The problem is: how do you read them?
That’s a question with multiple meanings.
First, there’s the reading order.
Even if you had a perfect knowledge of which dozens of issues were pin-ups or previews with no story material, trying to read Lady Death in release order will break your brain. Series regularly overlap, sometimes across different continuities, with one-shots randomly peppered across their runs.
However, there is a clear and obvious order to read each of her eras of continuity. The problem is, no one on the internet has ever explained that correctly… until now. And, I can understand why… it took eternity to figure it all out.
Even if you have the reading order worked out, the next problem is finding the issues.
None of Lady Death prior to 2004 has been released digitally, and the majority of Lady Death prior between 1996 and 2016 isn’t collected. And, even if you think you know what individual issues to track down, they sometimes have unclear titles, volume numbers, or volume years due to her inconsistent publication history.
My Guide to Lady Death explains it all. Every issue with original story content across all six continuities in a suggested reading order.

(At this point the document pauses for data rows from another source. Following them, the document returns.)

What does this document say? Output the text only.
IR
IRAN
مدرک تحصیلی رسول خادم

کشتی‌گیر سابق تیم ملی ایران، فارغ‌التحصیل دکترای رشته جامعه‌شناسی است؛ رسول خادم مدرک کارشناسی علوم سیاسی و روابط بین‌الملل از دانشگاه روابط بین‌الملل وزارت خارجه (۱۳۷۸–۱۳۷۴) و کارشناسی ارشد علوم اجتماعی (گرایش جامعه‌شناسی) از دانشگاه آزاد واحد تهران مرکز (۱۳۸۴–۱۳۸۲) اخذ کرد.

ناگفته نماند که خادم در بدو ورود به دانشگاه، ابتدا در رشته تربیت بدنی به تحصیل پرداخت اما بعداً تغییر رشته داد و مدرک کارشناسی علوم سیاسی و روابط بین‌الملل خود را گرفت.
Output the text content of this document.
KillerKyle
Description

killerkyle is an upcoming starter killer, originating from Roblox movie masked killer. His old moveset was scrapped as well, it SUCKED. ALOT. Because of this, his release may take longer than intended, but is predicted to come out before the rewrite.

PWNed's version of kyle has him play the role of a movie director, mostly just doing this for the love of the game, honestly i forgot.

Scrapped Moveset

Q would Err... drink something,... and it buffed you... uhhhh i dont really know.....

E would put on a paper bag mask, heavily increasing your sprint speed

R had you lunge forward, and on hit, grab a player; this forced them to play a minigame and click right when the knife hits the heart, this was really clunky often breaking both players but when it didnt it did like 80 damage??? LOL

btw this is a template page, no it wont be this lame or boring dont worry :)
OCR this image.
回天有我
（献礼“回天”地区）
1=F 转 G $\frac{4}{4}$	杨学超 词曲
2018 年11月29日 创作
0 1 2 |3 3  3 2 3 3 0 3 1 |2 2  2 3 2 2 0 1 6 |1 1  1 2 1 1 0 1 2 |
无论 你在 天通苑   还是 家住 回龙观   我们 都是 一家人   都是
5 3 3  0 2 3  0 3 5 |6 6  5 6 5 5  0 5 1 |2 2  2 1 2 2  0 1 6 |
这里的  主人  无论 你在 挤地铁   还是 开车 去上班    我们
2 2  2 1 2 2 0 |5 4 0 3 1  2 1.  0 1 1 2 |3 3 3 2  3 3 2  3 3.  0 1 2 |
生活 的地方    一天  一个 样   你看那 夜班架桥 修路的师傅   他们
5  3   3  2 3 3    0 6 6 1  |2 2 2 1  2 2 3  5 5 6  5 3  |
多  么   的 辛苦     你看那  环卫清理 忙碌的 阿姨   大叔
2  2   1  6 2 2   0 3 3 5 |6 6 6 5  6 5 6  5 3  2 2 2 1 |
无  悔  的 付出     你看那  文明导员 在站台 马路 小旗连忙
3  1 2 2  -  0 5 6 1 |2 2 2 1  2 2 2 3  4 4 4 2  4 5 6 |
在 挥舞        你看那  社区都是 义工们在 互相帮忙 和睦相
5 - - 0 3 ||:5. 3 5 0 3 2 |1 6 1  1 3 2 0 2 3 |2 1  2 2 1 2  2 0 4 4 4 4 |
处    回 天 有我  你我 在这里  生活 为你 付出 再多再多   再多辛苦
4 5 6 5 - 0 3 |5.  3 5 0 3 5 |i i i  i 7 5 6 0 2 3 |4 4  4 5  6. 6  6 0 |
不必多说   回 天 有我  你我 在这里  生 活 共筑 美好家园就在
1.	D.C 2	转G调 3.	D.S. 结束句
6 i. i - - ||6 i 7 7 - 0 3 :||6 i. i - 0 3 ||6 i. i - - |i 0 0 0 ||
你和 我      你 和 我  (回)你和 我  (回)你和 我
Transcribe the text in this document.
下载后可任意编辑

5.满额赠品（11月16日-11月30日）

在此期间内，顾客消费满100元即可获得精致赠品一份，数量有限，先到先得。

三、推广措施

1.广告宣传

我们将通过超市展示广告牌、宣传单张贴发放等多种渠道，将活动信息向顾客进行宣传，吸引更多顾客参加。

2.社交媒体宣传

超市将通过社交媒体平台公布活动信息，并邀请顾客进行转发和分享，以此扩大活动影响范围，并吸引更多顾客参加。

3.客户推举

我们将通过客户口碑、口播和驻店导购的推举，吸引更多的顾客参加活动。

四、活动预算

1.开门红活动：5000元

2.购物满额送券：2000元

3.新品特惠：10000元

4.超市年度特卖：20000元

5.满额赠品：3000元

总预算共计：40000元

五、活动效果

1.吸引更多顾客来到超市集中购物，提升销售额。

I haven’t read every issue in this Lady Death Guide, but I read enough of them in my research to reaffirm the love I’ve always had for this character after reading just her first few mini-series back in the 90s. She’s everything I always thought she was – a tough-as-nails badass with infinite potential – and not the smutty character everyone else has suggested she has been.
(Well, at least, not until 2016. After that, all bets are off!)